On August 10, 2025, a huge landslide kicked off a 1,578-foot-tall tsunami in an Alaskan fjord called the Tracy Arm. Surprisingly, only a handful of people noticed it at all. For reference, the 2004 Indonesian tsunami was 167 feet tall. They were, however, caused by very different things (a subduction earthquake versus an avalanche) and had very different outcomes — but still, a 1,500-foot tsunami is… wild.
According to reports, the tsunami took place around 5:30 a.m. The landslide caused the tsunami to speed down the narrow fjord, but due to the early hour and the fact that the Tracy Arm fjord isn’t exactly the most populated place on Earth, it went mostly undetected. It’s a narrow sliver of water some 50 miles south of Juneau, and it’s often included in cruise ships’ sightseeing stops. If it had happened later on in the day, things could have ended differently.
A recent study by researchers published in the journal Science took several eye-witness accounts under consideration.
“In one account, a group of kayakers reported waking around 5:45 a.m. to water flowing past their campsite and carrying away a kayak and much of their gear,” Popsci.com wrote. “Another observer aboard a cruise ship near the mouth of the fjord saw currents and whitewater with no wave, while another eyewitness described a six-foot wave along the beach.”
The team of researchers also looked at satellite data from NASA’s Surface Water Ocean Topography satellite, as well as the seismic data recorded in the area on the morning of the event. It’s assumed that natural disturbances like this happen semi-frequently in uninhabited places, but this is one of the first times that researchers have been able to see a full sea-surface structure, thanks to the satellite. This particular avalanche and subsequent tsunami came with no warning.
“Normally with these gigantic rock avalanches, they often give some sort of warning signs in the weeks, months, years prior, when the slope is slowly moving down the mountain. It’s sagging and then it catastrophically gives way in a rock avalanche,” said Dr. Dan Shugar, a geomorphologist at the University of Calgary in Canada. “In this case, that didn’t happen.”

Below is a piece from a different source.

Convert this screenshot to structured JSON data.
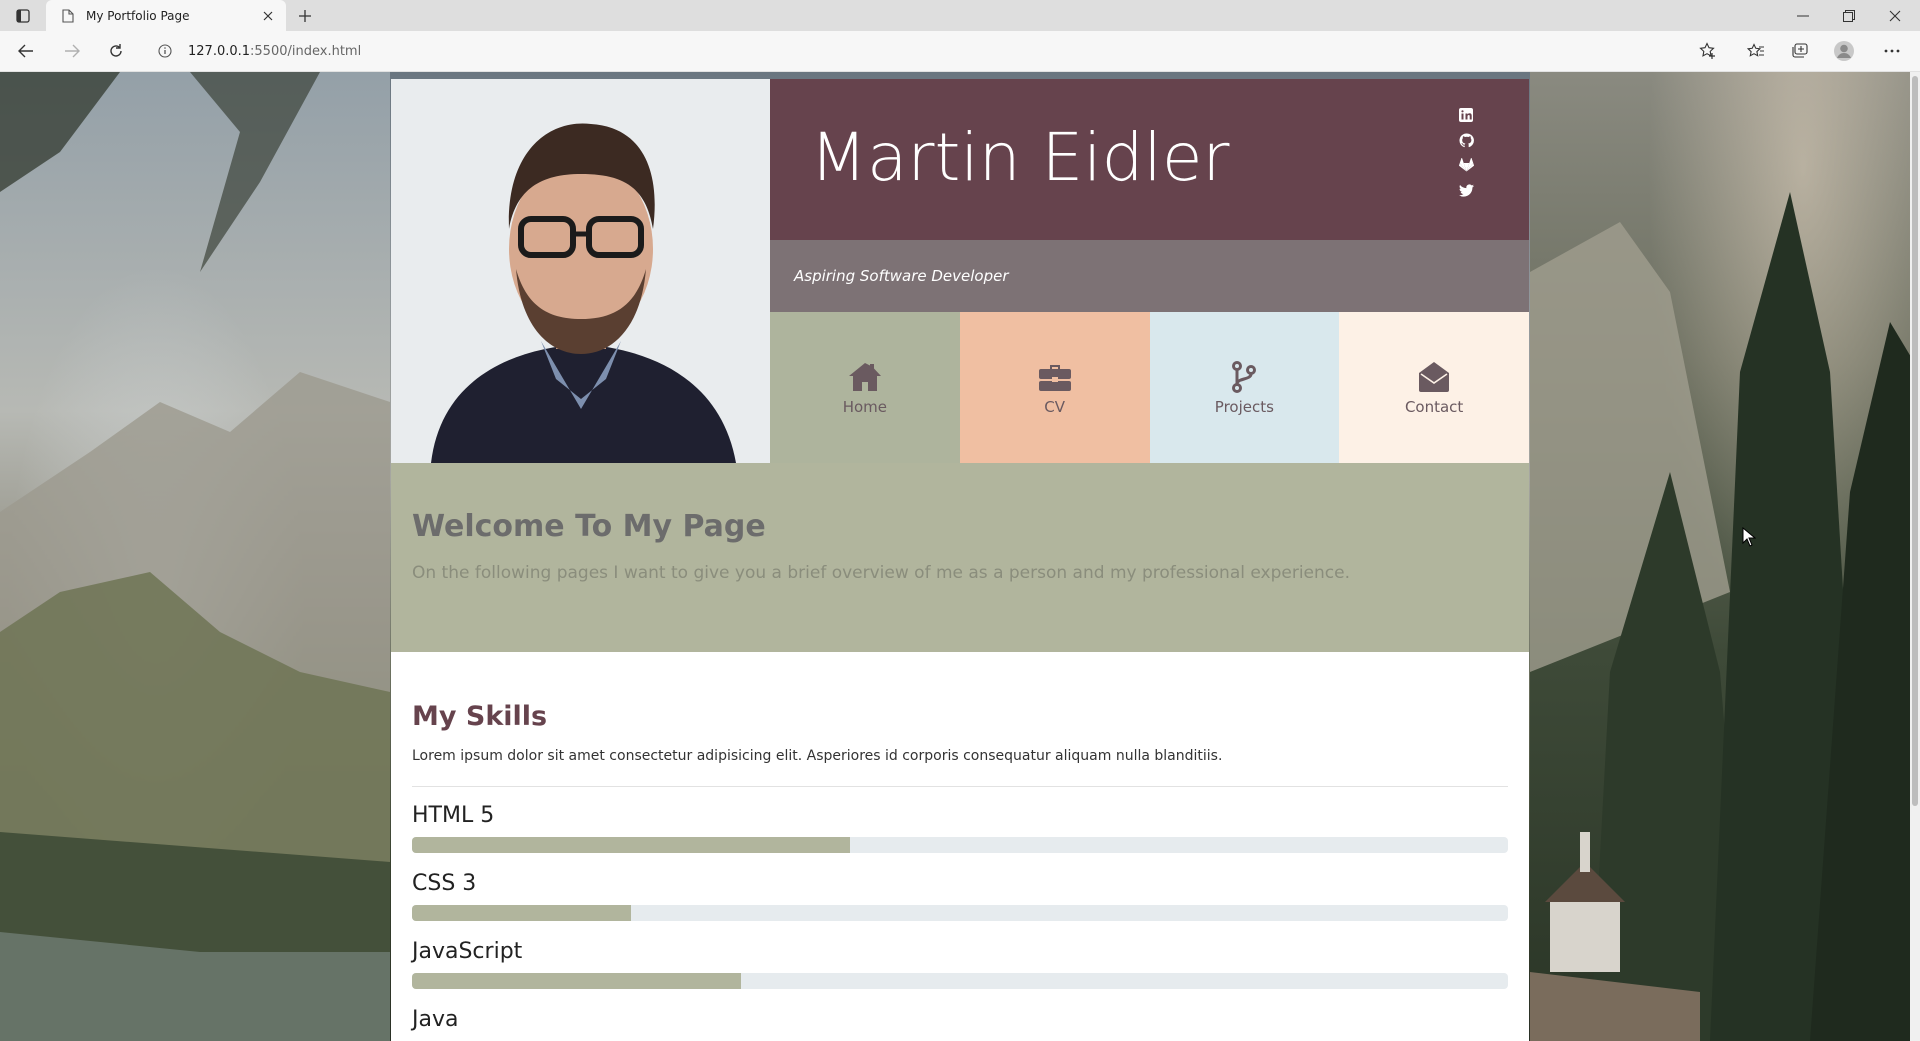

There was, however, a tiny bit of seismic activity in the hours prior, but it was so slight that it went unnoticed. What researchers have surmised is that the slide and wave were likely precipitated by the retreating glaciers. Areas that were once held in place by glaciers are exposed as the ice melts, becoming unstable, breaking away and creating massive waves that go unridden – and would likely remain unridden, even if we did witness them.